DiffuseLoco: Real-Time Legged Locomotion Control with Diffusion from Offline Datasets

This work introduces DiffuseLoco, a framework for training multi-skill diffusion-based policies for dynamic legged locomotion from offline datasets, enabling real-time control of diverse skills on robots in the real world. Offline learning at scale has led to breakthroughs in computer vision, natural language processing, and robotic manipulation domains. However, scaling up learning for legged robot locomotion, especially with multiple skills in a single policy, presents significant challenges for prior online reinforcement learning methods. To address this challenge, we propose a novel, scalable framework that leverages diffusion models to directly learn from offline multimodal datasets with a diverse set of locomotion skills. With design choices tailored for real-time control in dynamical systems, including receding horizon control and delayed inputs, DiffuseLoco is capable of reproducing multimodality in performing various locomotion skills, zero-shot transfer to real quadrupedal robots, and it can be deployed on edge computing devices. Furthermore, DiffuseLoco demonstrates free transitions between skills and robustness against environmental variations. Through extensive benchmarking in real-world experiments, DiffuseLoco exhibits better stability and velocity tracking performance compared to prior reinforcement learning and non-diffusion-based behavior cloning baselines. The design choices are validated via comprehensive ablation studies. This work opens new possibilities for scaling up learning-based legged locomotion controllers through the scaling of large, expressive models and diverse offline datasets.

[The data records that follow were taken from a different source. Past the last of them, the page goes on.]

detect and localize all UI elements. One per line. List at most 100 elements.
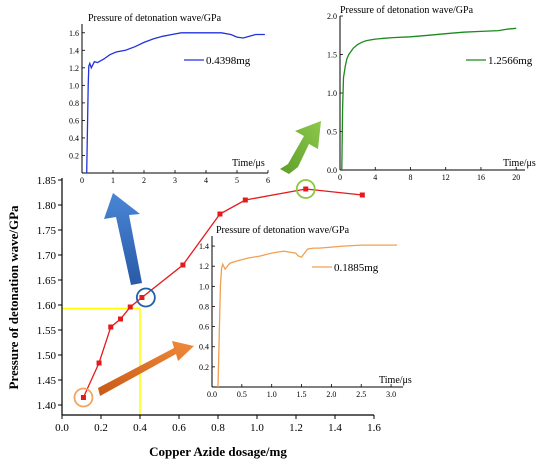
inset-bottom-y-tick-label: 0.4 [199,343,209,352]
main-x-axis-label: Copper Azide dosage/mg [149,444,287,459]
inset-bottom-y-tick-label: 1.0 [199,282,209,291]
main-y-tick-label: 1.75 [37,225,57,237]
main-y-tick-label: 1.85 [37,175,57,187]
main-data-point [118,316,123,322]
inset-right-legend-label: 1.2566mg [488,55,533,67]
highlight-circle [295,179,316,199]
main-data-point [96,360,102,366]
inset-bottom-title: Pressure of detonation wave/GPa [216,225,350,236]
inset-bottom-y-tick-label: 0.8 [199,302,209,311]
main-y-tick-label: 1.45 [37,375,57,387]
inset-left-x-tick-label: 5 [235,176,239,185]
main-x-tick-label: 0.4 [133,422,147,434]
inset-right-x-tick-label: 8 [408,173,412,182]
inset-right-chart: 0 4 8 12 16 20 0.0 0.5 1.0 1.5 2.0 Pressure of det… [327,5,536,182]
highlight-circle [73,387,94,408]
inset-right-y-tick-label: 0.0 [327,166,337,175]
main-data-point [242,197,248,203]
inset-left-x-tick-label: 2 [142,176,146,185]
inset-left-tick-labels: 0 1 2 3 4 5 6 0.2 0.4 0.6 0.8 1.0 1.2 1.4 1.6 [69,29,270,185]
main-x-tick-label: 1.6 [367,422,381,434]
inset-left-x-tick-label: 3 [173,176,177,185]
main-y-tick-label: 1.65 [37,275,57,287]
inset-right-x-axis-label: Time/μs [503,158,536,169]
main-axes [58,178,375,419]
inset-bottom-y-tick-label: 0.6 [199,323,209,332]
inset-left-x-tick-label: 1 [111,176,115,185]
inset-left-title: Pressure of detonation wave/GPa [88,13,222,24]
main-series-points [80,186,365,400]
inset-bottom-axes [211,236,403,388]
main-data-point [139,295,145,300]
main-x-tick-label: 1.0 [250,422,264,434]
main-data-point [108,324,114,330]
inset-left-y-tick-label: 0.2 [69,151,79,160]
inset-left-axes [81,24,269,174]
inset-right-y-tick-label: 0.5 [327,128,337,137]
inset-bottom-x-tick-label: 0.0 [207,390,217,399]
inset-bottom-x-tick-label: 2.5 [356,390,366,399]
main-data-point [80,395,86,400]
inset-bottom-x-tick-label: 0.5 [237,390,247,399]
inset-right-y-tick-label: 2.0 [327,12,337,21]
blue-arrow [104,193,142,285]
inset-left-legend-label: 0.4398mg [206,55,251,67]
main-data-point [180,262,186,268]
main-data-point [217,211,223,217]
inset-left-y-tick-label: 0.8 [69,99,79,108]
inset-left-x-tick-label: 4 [204,176,208,185]
main-x-tick-label: 0.2 [94,422,108,434]
inset-right-y-tick-label: 1.0 [327,89,337,98]
main-x-tick-label: 1.2 [289,422,303,434]
inset-left-x-axis-label: Time/μs [232,158,265,169]
green-arrow [280,121,321,174]
main-y-tick-label: 1.40 [37,400,57,412]
main-y-tick-label: 1.60 [37,300,57,312]
main-data-point [127,304,133,310]
main-y-tick-label: 1.50 [37,350,57,362]
inset-bottom-x-tick-label: 1.5 [297,390,307,399]
inset-bottom-y-tick-label: 1.4 [199,242,209,251]
inset-left-series-line [86,32,265,174]
inset-left-y-tick-label: 1.4 [69,46,79,55]
inset-right-title: Pressure of detonation wave/GPa [340,5,474,16]
main-data-point [303,186,309,192]
inset-left-y-tick-label: 0.4 [69,134,79,143]
inset-left-chart: 0 1 2 3 4 5 6 0.2 0.4 0.6 0.8 1.0 1.2 1.4 1.6 Pressure… [69,13,270,185]
main-y-tick-label: 1.55 [37,325,57,337]
inset-left-y-tick-label: 0.6 [69,116,79,125]
inset-bottom-x-axis-label: Time/μs [379,375,412,386]
inset-bottom-legend-label: 0.1885mg [334,262,379,274]
inset-bottom-y-tick-label: 1.2 [199,262,209,271]
main-y-tick-label: 1.80 [37,200,57,212]
inset-left-y-tick-label: 1.6 [69,29,79,38]
inset-right-series-line [341,27,517,171]
highlight-circle [135,287,156,308]
inset-right-x-tick-label: 16 [477,173,485,182]
inset-bottom-tick-labels: 0.0 0.5 1.0 1.5 2.0 2.5 3.0 0.2 0.4 0.6 0.8 1.0 1.2 1… [199,242,396,399]
inset-bottom-chart: 0.0 0.5 1.0 1.5 2.0 2.5 3.0 0.2 0.4 0.6 0.8 1.0 1.2 1… [199,225,412,399]
inset-right-x-tick-label: 12 [442,173,450,182]
inset-right-x-tick-label: 20 [512,173,520,182]
inset-left-x-tick-label: 6 [266,176,270,185]
inset-left-x-tick-label: 0 [80,176,84,185]
main-x-tick-label: 1.4 [328,422,342,434]
orange-arrow [98,341,194,396]
main-tick-labels: 0.0 0.2 0.4 0.6 0.8 1.0 1.2 1.4 1.61.401.451.501… [37,175,382,434]
inset-left-y-tick-label: 1.2 [69,64,79,73]
inset-left-y-tick-label: 1.0 [69,81,79,90]
main-x-tick-label: 0.8 [211,422,225,434]
inset-bottom-y-tick-label: 0.2 [199,363,209,372]
inset-right-x-tick-label: 0 [338,173,342,182]
main-guides [62,307,141,415]
main-chart: 0.0 0.2 0.4 0.6 0.8 1.0 1.2 1.4 1.61.401.451.501… [6,175,381,459]
inset-right-axes [339,15,525,171]
inset-right-x-tick-label: 4 [373,173,377,182]
inset-bottom-x-tick-label: 3.0 [386,390,396,399]
inset-right-tick-labels: 0 4 8 12 16 20 0.0 0.5 1.0 1.5 2.0 [327,12,520,182]
inset-right-y-tick-label: 1.5 [327,51,337,60]
highlight-circles [73,179,316,408]
main-y-tick-label: 1.70 [37,250,57,262]
main-data-point [359,192,365,198]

翻译：本文提出DiffuseLoco框架，旨在从离线数据集中训练基于扩散模型的多技能动态腿部运动策略，实现真实世界中机器人多样技能的实时控制。大规模离线学习已在计算机视觉、自然语言处理和机器人操作领域取得突破性进展，但将此类学习方法扩展至足式机器人运动控制（特别是单一策略中集成多种技能）对传统的在线强化学习方法构成重大挑战。为解决该问题，本文提出一种新颖的可扩展框架，利用扩散模型直接从包含多样化运动技能的离线多模态数据集中学习。通过针对动态系统实时控制的设计选择（包括退缩时域控制与延迟输入），DiffuseLoco能够再现执行多种运动技能的多模态特性，实现零样本迁移至真实四足机器人，并部署于边缘计算设备。此外，DiffuseLoco展现了技能间的自由切换能力及对环境变化的鲁棒性。在真实世界实验的广泛基准测试中，相比传统强化学习与非扩散行为克隆基线方法，DiffuseLoco在稳定性和速度跟踪性能上表现更优。通过全面的消融研究验证了设计选择的有效性。本文为通过扩展大规模表达模型与多样化离线数据集来推动基于学习的腿部运动控制器规模化发展开辟了新路径。